Bild: Ein verlassener Dorfsportplatz in Bingenheim in der Wetterau, Hessen
Leere Straßen und geschlossene Geschäfte, ein riesiges Funkloch ohne
Arbeitsplätze – so stellen sich viele Städter das Leben auf dem Land vor.
Wer will da schon hin? Der fehlende Dorfladen und die verschwundene
Metzgerei sind jedoch nicht das Problem. „Es fehlt den ländlichen Gemeinden
an Menschen“, sagt [1][Peter Dehne], Professor für Planungsrecht und
Baurecht an der Hochschule Neubrandenburg.
In seiner Forschung beschäftigt er sich hauptsächlich mit den Auswirkungen
des demografischen Wandels auf kleinere Städte und der Frage, wie diese
sich entwickeln müssen, um zu überleben. Vor allem jüngere Menschen ziehen
in die Städte und verlassen ihren Heimatort. Die Studie [2][„Urbane Dörfer.
Wie digitales Arbeiten Städter aufs Land bringen kann“] vom Berlin-Institut
für Bevölkerung und Entwicklung zeigt, dass immer mehr junge Menschen das
Abitur schaffen und den Wunsch haben, ein Studium zu beginnen.
Städte wie Jena, Leipzig und Dresden profitieren von dem hohen Andrang an
Studenten. Von 2012 bis 2017 verließen pro 1.000 Einwohner 112 meist junge
Menschen ihr Heimatdorf, um in anderen Städten eine Hochschulausbildung zu
erhalten. Durch den Wegzug der jüngeren Bevölkerung verändert sich die
Altersstruktur der Dörfer. Das bedeute aber nicht, dass die kleineren
Gemeinden in Zukunft aussterben, sagt Peter Dehne.
Denn es gibt auch einen Gegentrend: es ziehen wieder mehr Menschen in
ländliche Gebiete. Die Städter kommen hauptsächlich in kleinere Gemeinden,
die nicht allzu weit von größeren Zentren entfernt sind. Vor allem die
neuen Arbeitsweisen, die das digitale Zeitalter bietet, spielen dabei eine
große Rolle, stellte auch die Studie vom Berlin-Institut fest.
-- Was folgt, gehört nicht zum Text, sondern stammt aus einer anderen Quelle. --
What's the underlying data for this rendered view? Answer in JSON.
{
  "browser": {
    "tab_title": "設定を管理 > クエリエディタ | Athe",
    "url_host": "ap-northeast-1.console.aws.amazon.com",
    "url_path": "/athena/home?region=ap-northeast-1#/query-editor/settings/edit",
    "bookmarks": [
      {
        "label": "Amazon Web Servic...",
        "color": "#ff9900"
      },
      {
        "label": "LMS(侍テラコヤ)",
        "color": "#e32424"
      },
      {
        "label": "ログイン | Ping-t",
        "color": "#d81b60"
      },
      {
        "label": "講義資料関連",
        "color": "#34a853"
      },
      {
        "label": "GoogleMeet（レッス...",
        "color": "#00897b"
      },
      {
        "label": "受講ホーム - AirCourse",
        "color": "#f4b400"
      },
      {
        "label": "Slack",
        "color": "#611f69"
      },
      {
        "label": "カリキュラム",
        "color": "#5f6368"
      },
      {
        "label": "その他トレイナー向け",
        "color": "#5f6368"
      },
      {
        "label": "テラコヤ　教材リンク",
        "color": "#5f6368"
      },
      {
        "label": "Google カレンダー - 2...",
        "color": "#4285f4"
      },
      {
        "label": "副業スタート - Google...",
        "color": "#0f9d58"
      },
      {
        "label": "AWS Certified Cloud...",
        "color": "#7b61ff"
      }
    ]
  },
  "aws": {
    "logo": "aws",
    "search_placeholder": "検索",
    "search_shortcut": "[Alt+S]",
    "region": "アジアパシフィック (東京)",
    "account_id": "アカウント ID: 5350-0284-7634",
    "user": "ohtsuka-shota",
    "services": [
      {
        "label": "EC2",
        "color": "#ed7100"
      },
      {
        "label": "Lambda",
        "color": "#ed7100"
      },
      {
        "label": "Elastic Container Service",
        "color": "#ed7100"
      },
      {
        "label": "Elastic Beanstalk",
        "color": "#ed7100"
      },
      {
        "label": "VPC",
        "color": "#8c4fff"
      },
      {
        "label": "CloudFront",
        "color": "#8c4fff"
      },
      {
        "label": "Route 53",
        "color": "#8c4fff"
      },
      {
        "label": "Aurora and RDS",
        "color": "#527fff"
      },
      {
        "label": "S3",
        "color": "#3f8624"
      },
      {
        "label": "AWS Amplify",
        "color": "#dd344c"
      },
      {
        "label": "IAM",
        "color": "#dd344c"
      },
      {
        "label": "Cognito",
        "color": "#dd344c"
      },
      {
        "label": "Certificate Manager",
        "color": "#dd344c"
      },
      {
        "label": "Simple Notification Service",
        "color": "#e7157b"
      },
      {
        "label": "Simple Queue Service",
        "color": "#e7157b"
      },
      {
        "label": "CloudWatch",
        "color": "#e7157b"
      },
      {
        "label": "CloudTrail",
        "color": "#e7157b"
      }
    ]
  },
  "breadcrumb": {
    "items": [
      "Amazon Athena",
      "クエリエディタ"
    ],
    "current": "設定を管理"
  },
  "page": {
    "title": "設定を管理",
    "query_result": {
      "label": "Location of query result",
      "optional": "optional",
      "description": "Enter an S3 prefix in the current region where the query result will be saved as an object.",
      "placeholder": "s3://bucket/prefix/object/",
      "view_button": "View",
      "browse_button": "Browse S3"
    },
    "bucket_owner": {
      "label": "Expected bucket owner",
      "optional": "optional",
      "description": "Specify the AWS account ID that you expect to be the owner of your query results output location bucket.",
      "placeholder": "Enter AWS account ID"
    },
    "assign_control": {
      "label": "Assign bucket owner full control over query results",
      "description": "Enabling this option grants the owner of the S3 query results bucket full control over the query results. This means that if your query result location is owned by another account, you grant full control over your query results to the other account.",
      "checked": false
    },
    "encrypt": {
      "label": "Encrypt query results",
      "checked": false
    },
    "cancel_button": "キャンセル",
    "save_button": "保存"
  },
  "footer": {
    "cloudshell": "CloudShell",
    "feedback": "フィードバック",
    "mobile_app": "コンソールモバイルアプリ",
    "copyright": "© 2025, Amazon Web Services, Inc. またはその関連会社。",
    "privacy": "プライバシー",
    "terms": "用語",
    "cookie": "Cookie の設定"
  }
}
Viele
Personen, die freiberuflich und nicht ortsgebunden arbeiten, zieht es in
ländliche Regionen.
## Dörfer als Gesellschaftslabor
Das ist nicht nur eine demografische Veränderung für die Dörfer, sondern
auch eine innovative. Neue Leute bringen neue Ideen, die dazu beitragen
können, eine Gemeinde neu zu gestalten. „Die ländlichen Gebiete können zu
einem Gesellschaftslabor werden“, beschreibt die Studie die Zukunft der
Dörfer, in denen neue Ansätze des Zusammenlebens und der Nachhaltigkeit
erprobt werden können.
Stadt und Land können also beidseitig voneinander profitieren. Diese
Einstellung ist auch vielen Menschen, die auf dem Land leben, wichtig:
Viele Dorfbewohner sind genervt von den Klischees. „Sie fühlen sich
missverstanden. Denn auch wenn die Rahmenbedingungen des Alltags andere
sind, finden sie das Lebensgefühl auf dem Land sehr gut“, sagt Dehne, der
für seine Forschung viel mit der Landbevölkerung vor Ort spricht.
[3][Das soziale Miteinander in den kleinen Ortschaften sei dabei ein
wichtiger Punkt] und sichere das zukünftige Zusammenleben und Fortbestehen
der Gemeinschaft, sagt Dehne. Und das funktioniere am besten, wenn auch
jeder bereit ist, etwas für einen Wandel zu tun. Dehne kennt einige Orte,
in denen die Bewohner Probleme selbst anpacken und sich zum Beispiel aktiv
für einen Dorfladen einsetzen. Die Motivation der Menschen ist dabei der
ausschlaggebende Punkt: „Ob ein Dorf erhalten bleibt oder nicht, hängt
maßgeblich vom Engagement der Bevölkerung ab.“
Alles Engagement helfe jedoch nicht, wenn eine gewisse Grundversorgung
nicht gewährleistet sei. Schulen, öffentlicher Nahverkehr und
Gesundheitsversorgung seien beispielsweise notwendig. Dehne wünscht sich an
dieser Stelle mehr Verantwortung von Bund und Ländern, denn davon hätten
sie in den letzten Jahren zu wenig übernommen.
3 Mar 2020
## LINKS
[1] https://www.hs-nb.de/fachbereich-landschaftswissenschaften-und-geomatik/ppa…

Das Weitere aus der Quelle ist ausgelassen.